Os accionistas da TAP rejeitaram a dissolução da sociedade e a redução do capital da companhia aérea portuguesa, “por não se considerar oportuno”.

Em comunicado enviado à CMVM, a TAP dá conta de que os accionistas, reunidos em assembleia-geral “exclusivamente através de meios telemáticos“, decidiram “não adoptar, por não considerar oportuno, qualquer das medidas previstas no número 3 do artigo 35.º do Código das Sociedade Comerciais”.

Este ponto do artigo 35.º prevê a dissolução da empresa, a redução do capital social para montante não inferior ao capital próprio da sociedade e também a realização pelos sócios de entradas para reforço da cobertura do capital.

Os accionistas da TAP também aprovaram “um voto de confiança aos órgãos de administração e de fiscalização da TAP” e a adesão pela empresa “aos termos da política de remuneração da TAP SGPS, relativamente aos membros dos seus órgãos estatuários, para o exercício de 2020″.

Na terça-feira, o Conselho de Administração da TAP anunciou que iria pedir aos accionistas na assembleia-geral da transportadora para não avançarem com uma proposta que pudesse ter como consequência a dissolução da sociedade ou redução do capital.

De acordo com a convocatória e as propostas publicadas no site da companhia aérea, na altura, para votação na assembleia-geral, no programa original da reunião magna da TAP, que data de 29 de Maio, o ponto quatro tinha como objectivo “deliberar nos termos e para os efeitos do disposto no artigo 35.º do Código das Sociedades Comerciais”.

Mas, numa proposta de deliberação posterior, de 15 de Junho, assinada pelo Conselho de Administração, a companhia aérea pediu à assembleia-geral para não adoptar nenhuma das medidas previstas no artigo 35º. do Código das Sociedades Comerciais.

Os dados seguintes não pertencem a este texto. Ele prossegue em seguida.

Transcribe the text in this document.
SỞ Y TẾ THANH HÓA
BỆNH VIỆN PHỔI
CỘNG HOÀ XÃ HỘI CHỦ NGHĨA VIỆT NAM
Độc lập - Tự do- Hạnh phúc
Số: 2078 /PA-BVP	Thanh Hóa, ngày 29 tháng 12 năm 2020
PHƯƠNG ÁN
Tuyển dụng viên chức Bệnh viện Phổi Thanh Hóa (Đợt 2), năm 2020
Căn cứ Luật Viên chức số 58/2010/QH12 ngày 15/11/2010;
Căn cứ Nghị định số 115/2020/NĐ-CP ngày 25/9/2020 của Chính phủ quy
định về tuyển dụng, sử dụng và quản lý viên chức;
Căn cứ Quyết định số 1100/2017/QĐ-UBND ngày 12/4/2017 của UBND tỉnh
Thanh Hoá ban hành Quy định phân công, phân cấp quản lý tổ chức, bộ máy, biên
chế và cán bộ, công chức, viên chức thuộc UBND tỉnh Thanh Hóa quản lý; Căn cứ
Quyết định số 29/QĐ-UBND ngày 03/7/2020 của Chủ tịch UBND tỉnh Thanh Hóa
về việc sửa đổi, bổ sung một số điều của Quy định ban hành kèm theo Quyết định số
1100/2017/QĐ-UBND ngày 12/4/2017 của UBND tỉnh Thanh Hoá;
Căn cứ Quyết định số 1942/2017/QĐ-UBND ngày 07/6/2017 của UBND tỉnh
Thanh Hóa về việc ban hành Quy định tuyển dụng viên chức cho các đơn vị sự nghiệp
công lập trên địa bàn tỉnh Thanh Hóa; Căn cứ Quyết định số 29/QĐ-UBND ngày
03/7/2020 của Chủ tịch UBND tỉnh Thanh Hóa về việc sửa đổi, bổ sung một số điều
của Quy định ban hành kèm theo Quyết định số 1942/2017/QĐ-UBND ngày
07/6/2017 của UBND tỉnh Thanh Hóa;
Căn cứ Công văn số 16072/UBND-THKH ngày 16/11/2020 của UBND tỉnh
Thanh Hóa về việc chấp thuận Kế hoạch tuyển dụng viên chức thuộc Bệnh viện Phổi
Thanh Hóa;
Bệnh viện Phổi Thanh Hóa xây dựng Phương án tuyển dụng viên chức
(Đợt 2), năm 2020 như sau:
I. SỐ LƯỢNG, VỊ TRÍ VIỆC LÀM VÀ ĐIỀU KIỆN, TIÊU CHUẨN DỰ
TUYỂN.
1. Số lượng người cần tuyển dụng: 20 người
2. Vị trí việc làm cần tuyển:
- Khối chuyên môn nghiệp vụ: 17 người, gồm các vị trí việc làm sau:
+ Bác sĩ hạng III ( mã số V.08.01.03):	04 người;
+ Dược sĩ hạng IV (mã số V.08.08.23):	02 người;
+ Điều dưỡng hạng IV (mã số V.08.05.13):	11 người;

órgão de gestão reconhece que “conforme resulta dos documentos de prestação de contas da TAP – Transportes Aéreos Portugueses, SGPS” do ano passado, a sociedade “apresentou um capital próprio negativo no exercício findo em 31 de Dezembro de 2019, no montante de 776.557.416 de euros o que mantém a Sociedade na situação prevista nos números 1 e 2 do artigo 35.º do Código das Sociedades Comerciais”.

Por isso, os administradores tinham colocado à consideração da assembleia-geral a possibilidade de se adoptarem medidas para a empresa que deixe de estar nessa situação e que poderiam ser, então, a dissolução, redução de capital ou injecção de capital.

No entanto, já este ano, “na sequência da redução temporária da operação da sua maior subsidiária, a Transportes Aéreos Portugueses, S.A., em resultado das restrições impostas pelos vários Estados das geografias em que opera para contenção da disseminação da pandemia global Covid-19, e da consequente deterioração dos seus resultados, a sociedade solicitou um auxílio do Estado Português, sob a forma de empréstimo”, recorda o grupo.

A TAP salientou que este empréstimo “tem como objectivo disponibilizar recursos suficientes para que a sociedade possa fazer face às suas necessidades de liquidez imediatas, tendo em vista a concretização de um plano de viabilidade de longo prazo para a empresa, conforme oportunamente comunicado ao mercado e ao público em geral”.

A Comissão Europeia aprovou em 10 de Junho um “auxílio de emergência português” à TAP, um apoio estatal de 1 200 milhões de euros para responder às “necessidades imediatas de liquidez” com condições predeterminadas para o seu reembolso.